Plea Bargaining with Merrick Garland
President Obama has nominated Merrick Garland, chief judge on the federal DC circuit court of appeals, as a U.S. Supreme Court justice to replace the late Antonin Scalia.
Few would describe Garland a flaming liberal, in the mold of current Justice Ruth Bader-Ginsberg, or former Justice John Paul Stevens. More likely a less flamboyant liberal, but liberal just the same, as his mentor Justice William Brennan, for whom Garland clerked in 1978-79.
Brennan was a champion of the First Amendment, perhaps Garland will follow suit.
Yet Brennan was both the ghostwriter for Justice Blackmun’s majority opinion in Roe v Wade, and as at least one commentator asserts, the author of the three worst liberal SCOTUS opinions ever.
The most notorious was Plyler v Doe in 1982, ruling that children of illegal immigrants have a right to free public education. It is hard not to see Garland’s alignment here to Brennan.
On his own, Garland has gold-plated his liberal credentials by denying the 2nd Amendment, most egregiously voting to rehear a case in which a DC ban on handguns for personal protection was overturned.
Of course Obama & Co will paint Garland as an exceptionally well-qualified moderate jurist, far from an intemperate ideologue.

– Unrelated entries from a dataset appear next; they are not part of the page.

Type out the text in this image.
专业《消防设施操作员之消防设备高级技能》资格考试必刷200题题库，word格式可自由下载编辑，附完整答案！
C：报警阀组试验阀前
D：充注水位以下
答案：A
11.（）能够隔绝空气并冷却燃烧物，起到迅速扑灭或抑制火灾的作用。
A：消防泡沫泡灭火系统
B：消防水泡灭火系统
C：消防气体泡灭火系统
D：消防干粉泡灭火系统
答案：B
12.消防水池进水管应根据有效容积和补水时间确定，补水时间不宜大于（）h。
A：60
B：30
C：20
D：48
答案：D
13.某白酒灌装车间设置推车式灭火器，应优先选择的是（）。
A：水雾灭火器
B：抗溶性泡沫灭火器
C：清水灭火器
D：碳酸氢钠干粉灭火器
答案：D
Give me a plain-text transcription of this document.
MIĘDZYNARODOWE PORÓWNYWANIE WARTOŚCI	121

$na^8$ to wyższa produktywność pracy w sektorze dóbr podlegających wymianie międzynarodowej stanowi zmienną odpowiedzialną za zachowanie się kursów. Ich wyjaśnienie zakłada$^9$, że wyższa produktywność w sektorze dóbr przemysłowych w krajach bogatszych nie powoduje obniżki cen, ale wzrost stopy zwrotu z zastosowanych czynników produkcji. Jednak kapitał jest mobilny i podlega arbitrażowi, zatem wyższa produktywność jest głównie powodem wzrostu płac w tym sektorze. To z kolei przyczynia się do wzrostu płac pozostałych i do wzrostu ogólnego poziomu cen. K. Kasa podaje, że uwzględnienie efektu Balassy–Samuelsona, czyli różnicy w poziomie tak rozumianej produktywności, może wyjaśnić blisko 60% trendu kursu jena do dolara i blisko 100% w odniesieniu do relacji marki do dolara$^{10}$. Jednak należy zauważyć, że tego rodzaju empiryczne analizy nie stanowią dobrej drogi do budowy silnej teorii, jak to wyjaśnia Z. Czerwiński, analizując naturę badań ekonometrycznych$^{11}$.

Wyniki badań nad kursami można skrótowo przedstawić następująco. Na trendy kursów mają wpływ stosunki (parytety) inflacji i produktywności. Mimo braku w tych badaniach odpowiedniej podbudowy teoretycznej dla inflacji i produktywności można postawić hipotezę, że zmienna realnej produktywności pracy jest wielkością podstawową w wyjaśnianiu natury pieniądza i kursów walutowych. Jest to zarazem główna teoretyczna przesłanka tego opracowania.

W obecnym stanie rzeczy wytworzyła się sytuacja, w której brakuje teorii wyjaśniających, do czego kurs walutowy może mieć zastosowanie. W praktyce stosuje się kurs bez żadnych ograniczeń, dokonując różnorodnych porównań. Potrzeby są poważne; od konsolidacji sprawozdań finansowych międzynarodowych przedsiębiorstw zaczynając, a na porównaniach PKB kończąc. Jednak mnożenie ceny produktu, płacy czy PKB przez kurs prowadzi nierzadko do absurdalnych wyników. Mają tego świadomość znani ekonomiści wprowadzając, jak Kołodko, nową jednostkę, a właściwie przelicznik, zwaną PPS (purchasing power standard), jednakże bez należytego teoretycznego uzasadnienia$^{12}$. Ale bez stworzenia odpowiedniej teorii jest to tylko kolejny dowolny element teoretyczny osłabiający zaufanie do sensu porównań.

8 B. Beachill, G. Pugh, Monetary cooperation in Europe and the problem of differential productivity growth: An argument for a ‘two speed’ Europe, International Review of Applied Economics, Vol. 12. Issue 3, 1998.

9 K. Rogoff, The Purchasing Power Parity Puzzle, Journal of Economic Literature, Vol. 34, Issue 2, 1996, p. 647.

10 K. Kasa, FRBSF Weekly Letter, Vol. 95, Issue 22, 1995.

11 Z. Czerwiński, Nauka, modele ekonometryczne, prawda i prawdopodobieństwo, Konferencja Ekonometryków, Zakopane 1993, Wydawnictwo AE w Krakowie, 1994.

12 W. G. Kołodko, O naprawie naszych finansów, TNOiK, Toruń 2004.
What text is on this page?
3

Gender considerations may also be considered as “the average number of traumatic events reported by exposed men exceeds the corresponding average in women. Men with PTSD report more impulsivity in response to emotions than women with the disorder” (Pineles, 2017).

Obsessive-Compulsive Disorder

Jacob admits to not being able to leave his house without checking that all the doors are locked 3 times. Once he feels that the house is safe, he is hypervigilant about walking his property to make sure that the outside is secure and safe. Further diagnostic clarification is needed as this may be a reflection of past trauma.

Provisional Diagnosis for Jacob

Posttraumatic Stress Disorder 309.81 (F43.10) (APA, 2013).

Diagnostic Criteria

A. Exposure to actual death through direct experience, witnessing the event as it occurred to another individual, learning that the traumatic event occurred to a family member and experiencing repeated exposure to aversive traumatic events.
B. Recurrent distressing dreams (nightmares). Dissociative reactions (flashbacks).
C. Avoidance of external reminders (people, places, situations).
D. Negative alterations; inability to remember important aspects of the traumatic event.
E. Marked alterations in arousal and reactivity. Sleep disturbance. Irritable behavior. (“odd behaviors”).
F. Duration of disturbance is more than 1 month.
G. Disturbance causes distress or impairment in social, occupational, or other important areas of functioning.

In turn, Obama is offering a cynical plea bargain daring U.S. Senate Republicans to reject the most reasonable nominee now, risking the prospect that a presumptive president Hillary Clinton will nominate someone far worse, perhaps accompanied by a 2016 elected Democratic U.S. Senate majority.
All the same, there’s no rush for U.S. Senate Judiciary Committee chair Charles Grassley, & Co, to prematurely capitulate. There’s a lot of electioneering, and plenty of time to cave in between now and November.